I am trustee of my mother's estate. The trust holds a property in Brooklyn New York appraised at 1.8 million . We had gotten an offer for 1.925 but sisters would not leave the property.
My sisters want the property. I have suggested that a bridge loan from friends could help pay me out and they would pay back their friends after they got a reverse mortgage. I will not put them on deed until they have a plan to buy me out
If they buy the property from the trust at say 625,000 and that money is then disbursed to me as a beneficiary of the trust what are the estate and tax implications in New York
Submitted: 10 months ago.
Category: Estate Law
Expert:  Richard replied 10 months ago.

Hi Nancy. My name is ***** ***** I will be helping you today! It will take me just a few minutes to type a response to your question. Thanks for your patience!
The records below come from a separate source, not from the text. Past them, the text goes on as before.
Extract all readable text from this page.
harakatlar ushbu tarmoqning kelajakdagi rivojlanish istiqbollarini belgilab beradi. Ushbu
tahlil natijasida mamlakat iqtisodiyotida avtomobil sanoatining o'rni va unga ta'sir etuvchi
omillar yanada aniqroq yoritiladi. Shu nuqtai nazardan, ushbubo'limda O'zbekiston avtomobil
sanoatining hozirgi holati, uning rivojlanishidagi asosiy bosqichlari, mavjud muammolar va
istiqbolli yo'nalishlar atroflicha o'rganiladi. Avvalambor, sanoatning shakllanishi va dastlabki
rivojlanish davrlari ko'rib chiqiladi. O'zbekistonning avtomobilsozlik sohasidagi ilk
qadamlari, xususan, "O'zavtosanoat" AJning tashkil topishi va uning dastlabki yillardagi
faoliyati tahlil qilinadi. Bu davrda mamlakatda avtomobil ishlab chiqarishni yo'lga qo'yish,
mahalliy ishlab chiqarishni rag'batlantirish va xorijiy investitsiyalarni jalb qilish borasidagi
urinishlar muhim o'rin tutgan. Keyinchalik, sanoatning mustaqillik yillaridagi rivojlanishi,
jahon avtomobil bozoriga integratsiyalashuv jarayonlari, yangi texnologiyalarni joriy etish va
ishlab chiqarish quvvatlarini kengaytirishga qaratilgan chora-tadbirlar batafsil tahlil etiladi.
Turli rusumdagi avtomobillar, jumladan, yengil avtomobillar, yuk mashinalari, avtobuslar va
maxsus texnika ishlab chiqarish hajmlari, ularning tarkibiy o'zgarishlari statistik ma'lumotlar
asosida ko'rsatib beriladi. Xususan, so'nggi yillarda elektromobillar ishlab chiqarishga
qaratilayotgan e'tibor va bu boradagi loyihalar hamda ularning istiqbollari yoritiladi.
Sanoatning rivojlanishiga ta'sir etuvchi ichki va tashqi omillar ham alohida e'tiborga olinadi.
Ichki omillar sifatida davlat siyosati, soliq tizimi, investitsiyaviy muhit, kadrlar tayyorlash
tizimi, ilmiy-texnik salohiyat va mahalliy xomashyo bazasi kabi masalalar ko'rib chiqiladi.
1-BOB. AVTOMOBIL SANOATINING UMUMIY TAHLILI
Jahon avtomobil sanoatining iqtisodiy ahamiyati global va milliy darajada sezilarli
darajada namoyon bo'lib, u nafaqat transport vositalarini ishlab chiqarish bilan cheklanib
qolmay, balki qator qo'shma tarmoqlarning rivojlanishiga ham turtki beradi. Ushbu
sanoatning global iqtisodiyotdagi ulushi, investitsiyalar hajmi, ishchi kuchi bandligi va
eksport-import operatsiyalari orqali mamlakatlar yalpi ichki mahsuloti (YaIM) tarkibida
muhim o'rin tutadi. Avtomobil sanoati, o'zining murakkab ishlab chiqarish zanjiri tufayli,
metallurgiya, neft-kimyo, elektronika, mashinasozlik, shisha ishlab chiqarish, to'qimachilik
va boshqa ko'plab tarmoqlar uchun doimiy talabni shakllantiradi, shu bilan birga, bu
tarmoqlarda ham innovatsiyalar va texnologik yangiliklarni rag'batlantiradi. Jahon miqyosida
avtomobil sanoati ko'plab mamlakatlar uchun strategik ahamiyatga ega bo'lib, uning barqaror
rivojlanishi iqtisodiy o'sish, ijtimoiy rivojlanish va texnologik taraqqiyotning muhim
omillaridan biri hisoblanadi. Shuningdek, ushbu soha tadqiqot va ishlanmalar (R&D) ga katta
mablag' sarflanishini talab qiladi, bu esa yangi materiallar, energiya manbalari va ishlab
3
Expert:  Richard replied 10 months ago.

Since you inherited this money, there would be no gain and thus no tax on the sale of your interest in the property. That's because when your mother died, the basis of the property is adjusted to its fair market value of the property and thus when you sell it for its fair market value, there is no gain and thus no tax. If you can't get them to purchase your interest, you could distribute the property in undivided percentage interests and then force the sale by filing a suit for partition. When there are co-owners of property and one or more want to sell (Group A) and one or more do not want to sell (Group B), if Group B won't either agree to sell or purchase the interests of Group A at a price agreeable to Group A, then Group A can file a suit for partition. The result of that suit will be one of the following: i) if the property can be equitably subdivided, the court will order the property divided into smaller parcels with each owner then owning 100% of their own smaller tract with full control over that tract; or ii) if the property cannot be equitably subdivided, the court will order the property sold and the proceeds divided. The reality is that in most cases, once Group B finds out the certainty of the result of a suit for partition, those in Group B typically agree to the sale without the suit to avoid the costs of the suit.